Personal information
- Born: August 2, 1978 (age 48) Heidelberg, Germany
- Listed height: 6 ft 4 in (1.93 m)
- Listed weight: 212 lb (96 kg)

Career information
- High school: Meade (Fort Meade, Maryland)
- College: Howard University

Career history
- 2000–2001: Philadelphia Eagles*
- 2001–2002: Oakland Raiders*
- 2003: Chicago Bears*
- 2003: Berlin Thunder
- 2004–2005: Saskatchewan Roughriders
- 2006: Calgary Stampeders
- 2007–2008: Montreal Alouettes
- * Offseason or practice squad member only

= Elijah Thurmon =

German-born American football player (born 1978)

Elijah Thurmon (born August 2, 1978) is an American former professional football wide receiver who played in the Canadian Football League (CFL). He entered the NFL as a free agent with the Philadelphia Eagles. Thurmon played college football for Howard University, and was inducted into their hall of fame in 2016.

==Early life==
Thurmon attended Meade High School where he played football, basketball and track.

At Howard University Thurmon earned NCAA Academic All American, the Howard University Excellence Award, and MEAC Academic Honors. He was also a recognized as a Unanimous All American as he broke Howard and MEAC total pass receiving yards and pass receptions records.

==Professional career==
===National Football League===
Considered one of the best wide receivers in the MEAC while at Howard University, Thurmon was acquired as a free agent by the NFL's Philadelphia Eagles. The following season, he signed with the Oakland Raiders and in the 2003 season, the Chicago Bears signed him and allocated him to NFL Europe's Berlin Thunder where he started ten games as wide receiver, leading the team with 37 receptions for 412 yards and five touchdowns.

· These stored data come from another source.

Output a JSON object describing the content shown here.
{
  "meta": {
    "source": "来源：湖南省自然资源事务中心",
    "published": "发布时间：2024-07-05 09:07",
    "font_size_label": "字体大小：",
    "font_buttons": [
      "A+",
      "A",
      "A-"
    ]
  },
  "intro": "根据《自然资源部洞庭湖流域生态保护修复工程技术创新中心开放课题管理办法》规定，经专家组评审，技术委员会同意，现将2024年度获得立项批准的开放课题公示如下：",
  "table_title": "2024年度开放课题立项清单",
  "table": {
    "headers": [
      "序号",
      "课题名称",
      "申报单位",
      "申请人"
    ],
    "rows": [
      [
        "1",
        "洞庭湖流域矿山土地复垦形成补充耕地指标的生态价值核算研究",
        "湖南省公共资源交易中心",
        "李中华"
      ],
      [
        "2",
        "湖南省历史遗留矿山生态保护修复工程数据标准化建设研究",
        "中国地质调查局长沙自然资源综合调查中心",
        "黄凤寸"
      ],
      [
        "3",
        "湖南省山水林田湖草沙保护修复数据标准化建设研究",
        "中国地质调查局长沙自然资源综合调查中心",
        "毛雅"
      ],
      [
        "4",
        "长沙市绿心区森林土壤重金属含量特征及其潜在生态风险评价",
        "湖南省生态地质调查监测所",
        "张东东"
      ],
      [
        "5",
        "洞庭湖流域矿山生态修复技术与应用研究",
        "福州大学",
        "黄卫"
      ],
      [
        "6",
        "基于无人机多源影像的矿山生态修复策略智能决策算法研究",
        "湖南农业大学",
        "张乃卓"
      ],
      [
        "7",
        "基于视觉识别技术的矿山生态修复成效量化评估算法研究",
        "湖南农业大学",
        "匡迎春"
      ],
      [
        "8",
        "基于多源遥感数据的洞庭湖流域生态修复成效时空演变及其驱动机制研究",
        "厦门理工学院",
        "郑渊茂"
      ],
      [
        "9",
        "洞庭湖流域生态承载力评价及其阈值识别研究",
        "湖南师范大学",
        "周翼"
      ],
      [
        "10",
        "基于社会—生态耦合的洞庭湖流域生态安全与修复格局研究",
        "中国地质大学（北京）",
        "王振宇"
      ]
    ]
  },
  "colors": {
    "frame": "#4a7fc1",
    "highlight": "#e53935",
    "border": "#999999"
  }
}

===Canadian Football League===
After his years in the NFL, Thurmon joined the CFL Saskatchewan Roughriders in 2004 as a free agent He had 88 receptions as slotback in 2005 for 1,048 yards and seven touchdowns, and was chosen as a West Division All-Star.

Thurmon became a free agent and signed with the Calgary Stampeders in 2006.

The Montreal Alouettes signed Thurmon in 2007 and he was named their offence MVP for four of the season's 18 games.

==After professional football==
Thurmon was inducted into the Howard University Hall of Fame in 2016.